By Tyler Durden
Co-founder of Microsoft Bill Gates traveled to China this week and met with Chinese President Xi Jinping. It was the American tech billionaire’s first trip to China since the start of the Covid-19 pandemic, with his prior visit being in 2019, and is against a backdrop of simmering US-China tensions.
It also comes soon after Elon Musk’s visited earlier this month. Gates had previewed that the meeting would focus on global health and development challenges. Subsequently after the Friday meeting’s conclusion, Bloomberg has cited Chinese state media to report, “China is willing to engage in extensive cooperation on technology and innovation with other countries, People’s Daily reports, citing Chinese President Xi Jinping during a meeting with Bill Gates in Beijing on Friday.”

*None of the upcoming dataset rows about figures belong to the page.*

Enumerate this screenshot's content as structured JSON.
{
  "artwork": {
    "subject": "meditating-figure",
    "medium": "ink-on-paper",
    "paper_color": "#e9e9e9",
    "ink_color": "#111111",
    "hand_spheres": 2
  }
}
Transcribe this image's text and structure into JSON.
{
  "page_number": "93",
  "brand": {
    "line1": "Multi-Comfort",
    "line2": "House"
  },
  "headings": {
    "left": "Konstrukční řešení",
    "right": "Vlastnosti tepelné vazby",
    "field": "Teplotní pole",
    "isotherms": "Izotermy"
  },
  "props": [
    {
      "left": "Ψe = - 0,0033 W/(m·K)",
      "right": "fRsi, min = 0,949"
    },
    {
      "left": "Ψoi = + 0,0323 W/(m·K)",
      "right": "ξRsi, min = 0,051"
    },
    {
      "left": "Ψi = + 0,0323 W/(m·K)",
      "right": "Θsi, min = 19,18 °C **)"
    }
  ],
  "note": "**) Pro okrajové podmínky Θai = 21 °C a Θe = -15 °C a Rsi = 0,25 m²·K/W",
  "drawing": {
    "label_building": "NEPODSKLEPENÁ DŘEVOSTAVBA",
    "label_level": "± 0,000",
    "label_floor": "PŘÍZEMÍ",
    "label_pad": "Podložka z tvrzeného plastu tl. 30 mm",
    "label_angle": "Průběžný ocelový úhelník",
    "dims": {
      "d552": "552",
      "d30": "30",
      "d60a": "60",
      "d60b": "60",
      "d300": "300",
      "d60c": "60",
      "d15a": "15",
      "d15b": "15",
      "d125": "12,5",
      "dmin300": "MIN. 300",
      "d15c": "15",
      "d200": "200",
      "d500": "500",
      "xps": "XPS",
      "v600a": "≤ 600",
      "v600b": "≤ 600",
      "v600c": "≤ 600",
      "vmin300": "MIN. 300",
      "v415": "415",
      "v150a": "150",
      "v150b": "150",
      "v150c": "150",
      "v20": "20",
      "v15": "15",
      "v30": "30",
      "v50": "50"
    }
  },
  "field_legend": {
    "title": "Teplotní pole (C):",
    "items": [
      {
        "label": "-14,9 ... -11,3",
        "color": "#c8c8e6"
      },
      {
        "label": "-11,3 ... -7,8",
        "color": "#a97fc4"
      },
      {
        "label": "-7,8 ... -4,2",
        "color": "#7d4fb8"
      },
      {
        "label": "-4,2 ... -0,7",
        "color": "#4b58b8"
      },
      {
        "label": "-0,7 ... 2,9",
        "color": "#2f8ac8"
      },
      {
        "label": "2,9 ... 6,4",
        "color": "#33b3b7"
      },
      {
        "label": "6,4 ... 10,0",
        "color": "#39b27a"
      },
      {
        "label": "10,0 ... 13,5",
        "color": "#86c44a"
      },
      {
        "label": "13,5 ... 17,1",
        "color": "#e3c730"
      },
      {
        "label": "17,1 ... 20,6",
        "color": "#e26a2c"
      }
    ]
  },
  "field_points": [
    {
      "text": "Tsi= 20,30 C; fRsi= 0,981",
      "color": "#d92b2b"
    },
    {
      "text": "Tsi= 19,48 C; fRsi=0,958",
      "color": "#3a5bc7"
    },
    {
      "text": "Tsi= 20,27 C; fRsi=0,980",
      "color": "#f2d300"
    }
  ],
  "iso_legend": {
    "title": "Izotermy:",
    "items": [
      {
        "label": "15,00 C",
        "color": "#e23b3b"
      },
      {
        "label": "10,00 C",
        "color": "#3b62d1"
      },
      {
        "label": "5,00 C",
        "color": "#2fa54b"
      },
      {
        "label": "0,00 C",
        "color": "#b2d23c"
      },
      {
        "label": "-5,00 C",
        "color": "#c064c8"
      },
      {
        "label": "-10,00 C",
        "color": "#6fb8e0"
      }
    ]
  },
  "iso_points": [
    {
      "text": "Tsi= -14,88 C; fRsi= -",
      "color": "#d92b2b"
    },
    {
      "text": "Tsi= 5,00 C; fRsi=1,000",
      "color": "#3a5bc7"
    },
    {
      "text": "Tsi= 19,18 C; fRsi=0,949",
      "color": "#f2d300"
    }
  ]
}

Cooperation on tech might be among the very few final areas the geopolitical rival powers can find common ground on.
President Xi greeted Gates on Friday by saying, “I am very happy to see you. We haven’t seen each other for more than three years … and you are an old friend of ours. He noted, “You are the first American friend I’ve met in Beijing this year.”
“As the world is emerging from covid, people should move around more, communicate more, and enhance their understanding of each other,” the Chinese leader added.
Xi spelled out that China stands ready and willing to engage in “extensive technological innovation cooperation with countries around the world” and “actively participate in and promote the response to global challenges,” particularly in the areas of public health and the climate.
A report in American media gave some background on Gates’ visit as follows:
This is not the first time Xi has called on American business leaders to help improve relations between their two countries. In 2021, Xi wrote to Starbucks (SBUX)’ former chairman and CEO Howard Schultz, suggesting he help promote bilateral ties, according to Chinese state media.
Gates’ meeting with the leader of the world’s second largest economy came a day after his family’s foundation pledged $50 million toward research in China for drug discovery and treatments of “infectious diseases such as tuberculosis and malaria, which disproportionately affect the world’s poorest,” according to a statement from the Gates Foundation.
But also what potentially makes the visit awkward in terms of timing is just last week the FT reported that “Microsoft is moving some of its best artificial intelligence researchers from China to Canada in a move that threatens to gut an essential training ground for the Asian country’s tech talent.”
“Beijing-based Microsoft Research Asia (MSRA) has begun seeking visas to move top AI experts from China’s capital to its institute in Vancouver, said four people with knowledge of the plans,” the report detailed, as the “AI wars” and rivalry between China and the US heats up.